Using the limit definition, how do you find the derivative of # f(x) = 2x^2-x#?

1 Answer
Feb 8, 2016

#f'(x)=4x-1#

Explanation:

The limit definition of the derivative states that the derivative of the function #f(x)# is

#f'(x)=lim_(hrarr0)(f(x+h)-f(x))/h#

Here, #f(x)=2x^2-x#, so #f(x+h)=2(x+h)^2-(x+h)#.

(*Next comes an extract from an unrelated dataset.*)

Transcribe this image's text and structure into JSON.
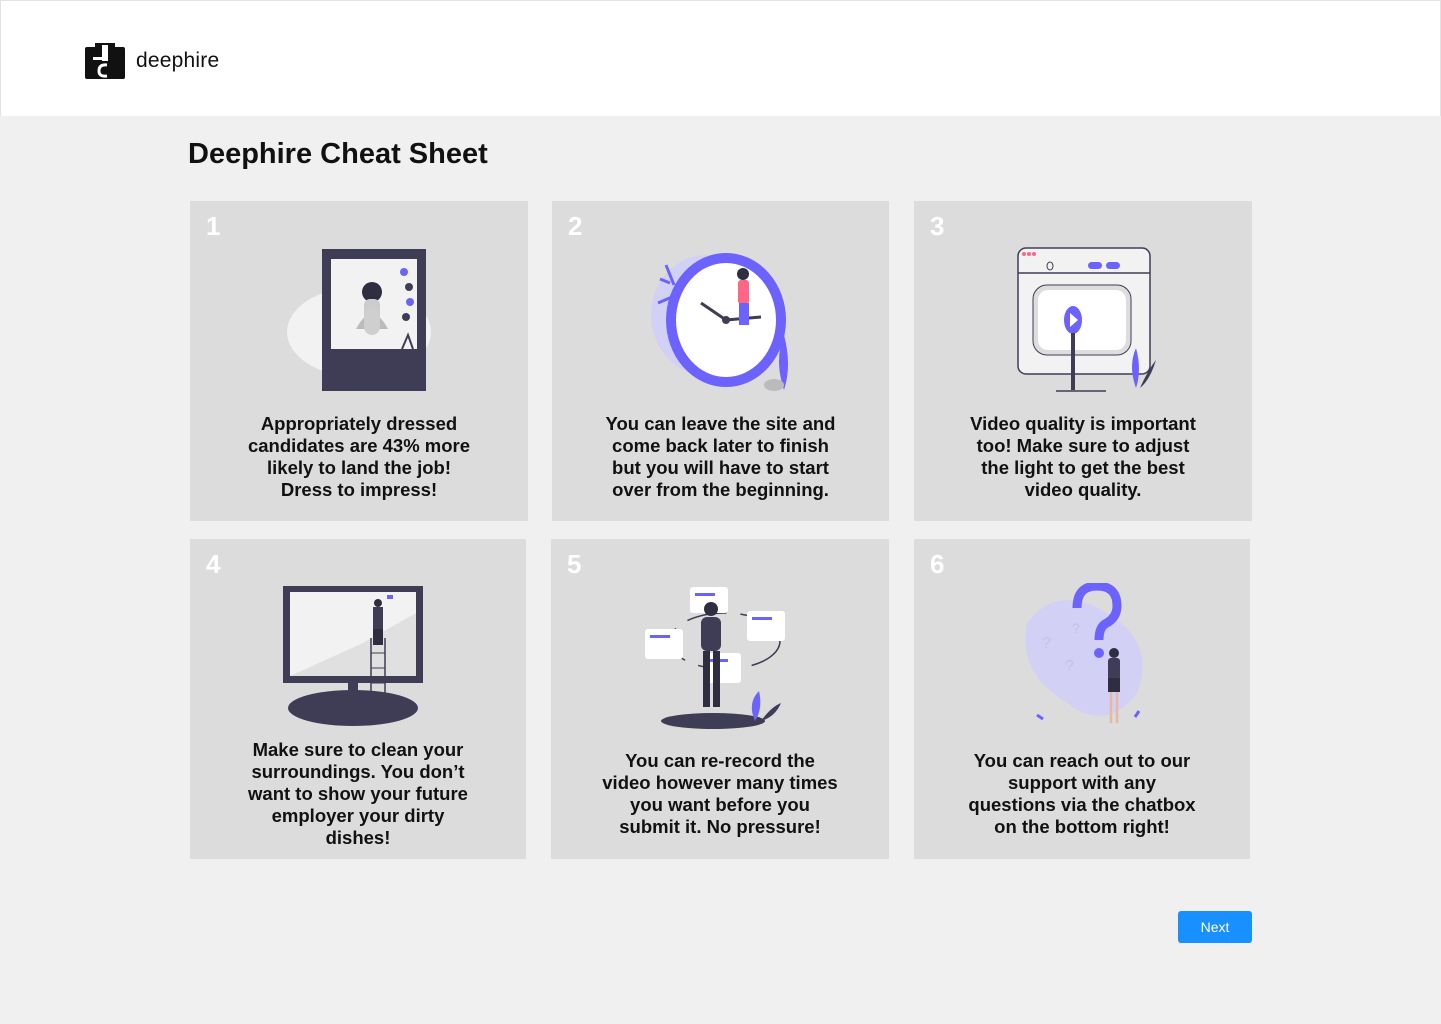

The function's derivative is

#f'(x)=lim_(hrarr0)([2(x+h)^2-(x+h)]-(2x^2-x))/h#

Distribute and simplify.

#=lim_(hrarr0)([2(x^2+2xh+h^2)-x-h]-2x^2+x)/h#

#=lim_(hrarr0)([2x^2+4xh+2h^2-x-h]-2x^2+x)/h#

#=lim_(hrarr0)(color(red)(cancel(color(black)(2x^2)))+4xh+2h^2color(red)(cancel(color(black)(-x)))-hcolor(red)(cancel(color(black)(-2x^2)))color(red)(cancel(color(black)(+x))))/h#

#=lim_(hrarr0)(4xh+2h^2-h)/h#

Divide an #h# from each term.

#=lim_(hrarr0)4x+2h-1#

Now the limit can be evaluated by plugging in #0# for #h#.

#f'(x)=4xcolor(red)(cancel(color(black)(+2(0))))-1#

#f'(x)=4x-1#